An Affair So Right (Rebel Hearts #4)(9)
He shrugged. “I didn’t hear about that death. Devil take it! I hope the anatomists didn’t get him while we weren’t looking, but it happens more often than I’m happy about. I will look into it. What did Small look like?”
Quinn shivered. Anatomists. They dissected the dead with no respect. Stole loved ones from their final resting places in the dead of night usually. Quinn described what he had seen of the man while Mr. Banks took notes. “Short, I think. Fine boned. Dark hair. That’s all I know but for his full name—Mr. Dennis Small.”
Banks shook his head, and then excused himself to speak to the waiting vicar. He directed the horse and cart to wait, and then returned to supervising his men as they worked on the house.
Quinn found a spot out of the way and watched them shift their attention to the front of the house. He accepted coffee from one of his footmen an hour later, and then a cry rang out.
A body had been found.
He reconsidered the coffee and handed it back. “Perhaps later.”
Quinn walked forward until he could see clearly into what had once been a library much like his own, and gritted his teeth at the sight he beheld. The corpse was blackened, almost unrecognizable huddled against the hearth. He stared long enough to decide it must be Mr. Dalton, and then let his gaze drift away. He’d known the man only a little. The length and size seemed a match to what he remembered.

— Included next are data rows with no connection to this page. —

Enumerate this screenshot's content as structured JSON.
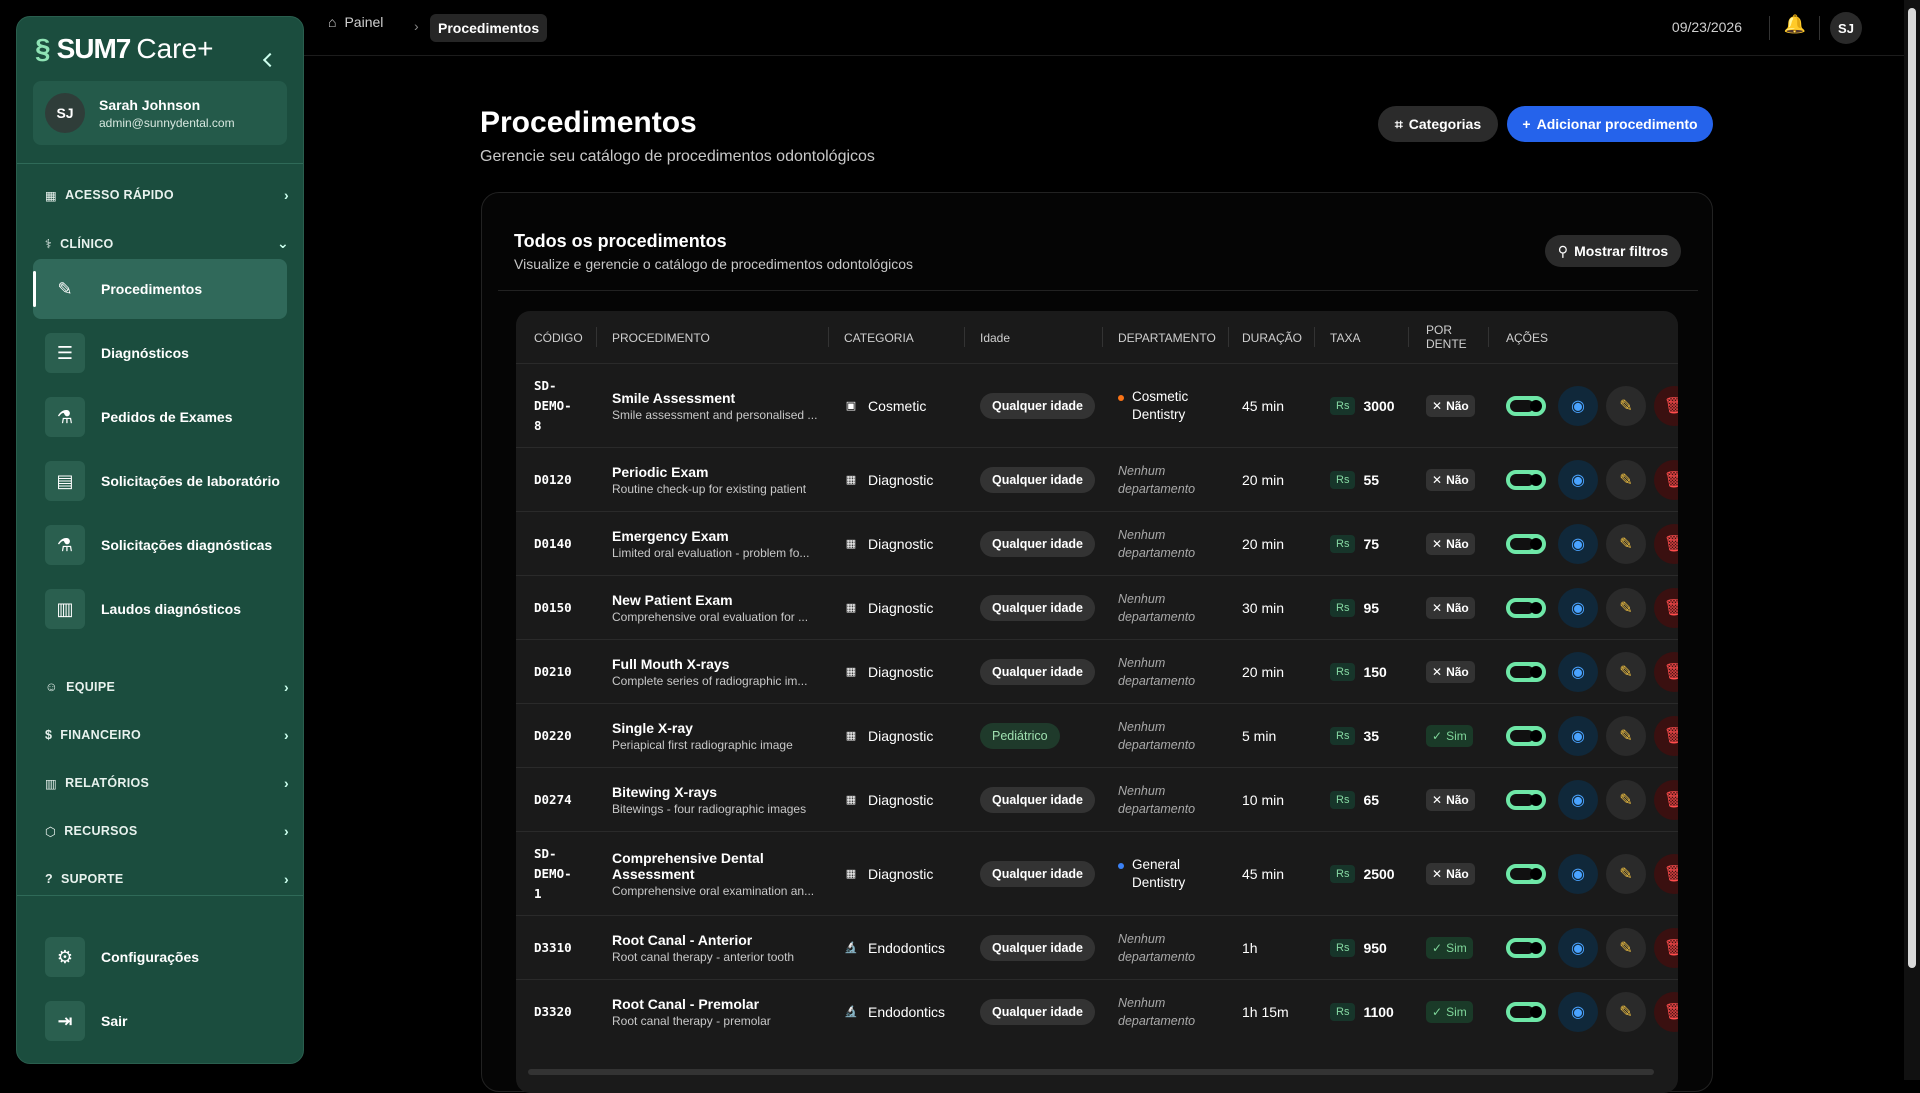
{
  "brand": {
    "name": "SUM7",
    "suffix": "Care+"
  },
  "user": {
    "initials": "SJ",
    "name": "Sarah Johnson",
    "email": "admin@sunnydental.com"
  },
  "sidebar": {
    "sections": [
      {
        "label": "ACESSO RÁPIDO",
        "icon": "grid-icon"
      },
      {
        "label": "CLÍNICO",
        "icon": "stethoscope-icon"
      },
      {
        "label": "EQUIPE",
        "icon": "users-icon"
      },
      {
        "label": "FINANCEIRO",
        "icon": "dollar-icon"
      },
      {
        "label": "RELATÓRIOS",
        "icon": "bar-chart-icon"
      },
      {
        "label": "RECURSOS",
        "icon": "package-icon"
      },
      {
        "label": "SUPORTE",
        "icon": "help-icon"
      }
    ],
    "items": [
      {
        "label": "Procedimentos",
        "icon": "bandage-icon"
      },
      {
        "label": "Diagnósticos",
        "icon": "list-check-icon"
      },
      {
        "label": "Pedidos de Exames",
        "icon": "flask-icon"
      },
      {
        "label": "Solicitações de laboratório",
        "icon": "document-icon"
      },
      {
        "label": "Solicitações diagnósticas",
        "icon": "flask-icon"
      },
      {
        "label": "Laudos diagnósticos",
        "icon": "bar-chart-icon"
      }
    ],
    "footer": [
      {
        "label": "Configurações",
        "icon": "gear-icon"
      },
      {
        "label": "Sair",
        "icon": "logout-icon"
      }
    ]
  },
  "topbar": {
    "breadcrumb": [
      "Painel",
      "Procedimentos"
    ],
    "date": "09/23/2026",
    "avatar": "SJ"
  },
  "page": {
    "title": "Procedimentos",
    "subtitle": "Gerencie seu catálogo de procedimentos odontológicos",
    "categories_btn": "Categorias",
    "add_btn": "Adicionar procedimento"
  },
  "card": {
    "title": "Todos os procedimentos",
    "subtitle": "Visualize e gerencie o catálogo de procedimentos odontológicos",
    "filter_btn": "Mostrar filtros"
  },
  "table": {
    "columns": [
      "CÓDIGO",
      "PROCEDIMENTO",
      "CATEGORIA",
      "Idade",
      "DEPARTAMENTO",
      "DURAÇÃO",
      "TAXA",
      "POR DENTE",
      "AÇÕES"
    ],
    "currency": "Rs",
    "rows": [
      {
        "code": "SD-DEMO-8",
        "name": "Smile Assessment",
        "desc": "Smile assessment and personalised ...",
        "category": "Cosmetic",
        "cat_icon": "clipboard-icon",
        "age": "Qualquer idade",
        "dept": "Cosmetic Dentistry",
        "dept_color": "#f97316",
        "duration": "45 min",
        "fee": "3000",
        "per_tooth": "Não"
      },
      {
        "code": "D0120",
        "name": "Periodic Exam",
        "desc": "Routine check-up for existing patient",
        "category": "Diagnostic",
        "cat_icon": "chart-icon",
        "age": "Qualquer idade",
        "dept": "Nenhum departamento",
        "duration": "20 min",
        "fee": "55",
        "per_tooth": "Não"
      },
      {
        "code": "D0140",
        "name": "Emergency Exam",
        "desc": "Limited oral evaluation - problem fo...",
        "category": "Diagnostic",
        "cat_icon": "chart-icon",
        "age": "Qualquer idade",
        "dept": "Nenhum departamento",
        "duration": "20 min",
        "fee": "75",
        "per_tooth": "Não"
      },
      {
        "code": "D0150",
        "name": "New Patient Exam",
        "desc": "Comprehensive oral evaluation for ...",
        "category": "Diagnostic",
        "cat_icon": "chart-icon",
        "age": "Qualquer idade",
        "dept": "Nenhum departamento",
        "duration": "30 min",
        "fee": "95",
        "per_tooth": "Não"
      },
      {
        "code": "D0210",
        "name": "Full Mouth X-rays",
        "desc": "Complete series of radiographic im...",
        "category": "Diagnostic",
        "cat_icon": "chart-icon",
        "age": "Qualquer idade",
        "dept": "Nenhum departamento",
        "duration": "20 min",
        "fee": "150",
        "per_tooth": "Não"
      },
      {
        "code": "D0220",
        "name": "Single X-ray",
        "desc": "Periapical first radiographic image",
        "category": "Diagnostic",
        "cat_icon": "chart-icon",
        "age": "Pediátrico",
        "dept": "Nenhum departamento",
        "duration": "5 min",
        "fee": "35",
        "per_tooth": "Sim"
      },
      {
        "code": "D0274",
        "name": "Bitewing X-rays",
        "desc": "Bitewings - four radiographic images",
        "category": "Diagnostic",
        "cat_icon": "chart-icon",
        "age": "Qualquer idade",
        "dept": "Nenhum departamento",
        "duration": "10 min",
        "fee": "65",
        "per_tooth": "Não"
      },
      {
        "code": "SD-DEMO-1",
        "name": "Comprehensive Dental Assessment",
        "desc": "Comprehensive oral examination an...",
        "category": "Diagnostic",
        "cat_icon": "chart-icon",
        "age": "Qualquer idade",
        "dept": "General Dentistry",
        "dept_color": "#3b82f6",
        "duration": "45 min",
        "fee": "2500",
        "per_tooth": "Não"
      },
      {
        "code": "D3310",
        "name": "Root Canal - Anterior",
        "desc": "Root canal therapy - anterior tooth",
        "category": "Endodontics",
        "cat_icon": "microscope-icon",
        "age": "Qualquer idade",
        "dept": "Nenhum departamento",
        "duration": "1h",
        "fee": "950",
        "per_tooth": "Sim"
      },
      {
        "code": "D3320",
        "name": "Root Canal - Premolar",
        "desc": "Root canal therapy - premolar",
        "category": "Endodontics",
        "cat_icon": "microscope-icon",
        "age": "Qualquer idade",
        "dept": "Nenhum departamento",
        "duration": "1h 15m",
        "fee": "1100",
        "per_tooth": "Sim"
      }
    ]
  }
}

“Is that him? Is that Dalton?” Banks asked of him.
“I would say so,” he confirmed, but he looked again. He could not get out of his mind that there was something about Mr. Dalton’s remains that did not seem to fit his expectations.
Dalton had died with both arms curved over his head as if he had tried to protect himself.
That did not fit with what he’d been told to expect.
If Dalton had been dead before the fire reached him, if he had taken his own life as Mr. Small claimed, wouldn’t his limbs have been relaxed at his sides?
He faced Banks. “That is not what I expected.”
Banks scratched his head. “The victims of fires are often like that. They always try to protect their heads. What were you expecting?”
Quinn gritted his teeth. Mr. Small had most definitely been wrong to claim Dalton dead before the fire had reached him. He’d been very much alive—but could he have been saved? Quinn shuddered at the idea of burning to death. “It was suggested that Mr. Dalton had taken his own life.”
Bank scratched his head again and glanced around them. “Not the easiest way to die. Let me consider it properly. Now why did the fire start here?”
He watched Banks, who clearly had experience with such grizzly scenes, pick his way carefully through the debris with confidence, questioning and cataloging everything he saw out loud. Banks would be the man to spread the word that Dalton’s death was not a suicide, and Quinn desperately hoped that was the case.
He could give the Dalton women the peace they would need in their grief.
“It started in this room. No doubt of that. There’s too much destruction here for it to have begun anywhere else. I’d say a lamp was knocked over, somewhere near the window. Drapes caught, and it spread up and across to the book collection.” Banks poked a stick into a blackened lump of thick ash by the inner wall. “See how a little evidence of the collection remains, but only at the bottom of the pile? This was paper.”
Quinn nodded, and then tried to picture the room before the accident. Unfortunately, he’d only called on the man once, not long after they’d taken up residence across from his home, and hadn’t had any cause to return. He couldn’t remember very much, but he did recall heavy drapes around the front windows and a set of overflowing bookshelves where Banks prodded.
He glanced around, sizing up the space between the late Mr. Dalton and the doorway. The drapes were all the way across the room from where Dalton had cowered from the blazing heat. And yet Dalton had been close enough to a doorway that he could have escaped or called for help. But he hadn’t done either.
He’d stayed in this room for some reason. But why?
“Death by accidental burning. No doubt in my mind.” Banks dusted off his gloves. “I trust you’ll be happy to provide a statement, my lord.”
Quinn quickly agreed. “I’ll write my account of events and have it delivered to you today.”
“That would be appreciated.” The coroner put a cloth to his mouth then hunkered down near the corpse to study Dalton in closer detail. His attention roamed the body from head to foot, frowning a little. He stood suddenly. “I’d best inquire about that other fellow.”
Quinn quickly followed him out, grateful for a reason to leave the scene. He was no stranger to death, thanks to his naval career, but he’d hoped such sights might have been spared him, now he was ashore. He’d seen too much death in battle already.
As Banks began to give orders for the removal of the corpse, Quinn turned toward his home.
There at an upper window stood the dark haired Miss Dalton, watching events unfold. He was not surprised she kept watch over the proceedings, even from a distance. She was a fierce little thing. He called Banks back to him. “Where will Dalton’s body be taken?”
“Directly to the church for burial, I expect, given the state of the corpse.” Banks pursed his lips. “I should like to speak to the deceased’s family, but it can wait until tomorrow, when they are over the initial shock.”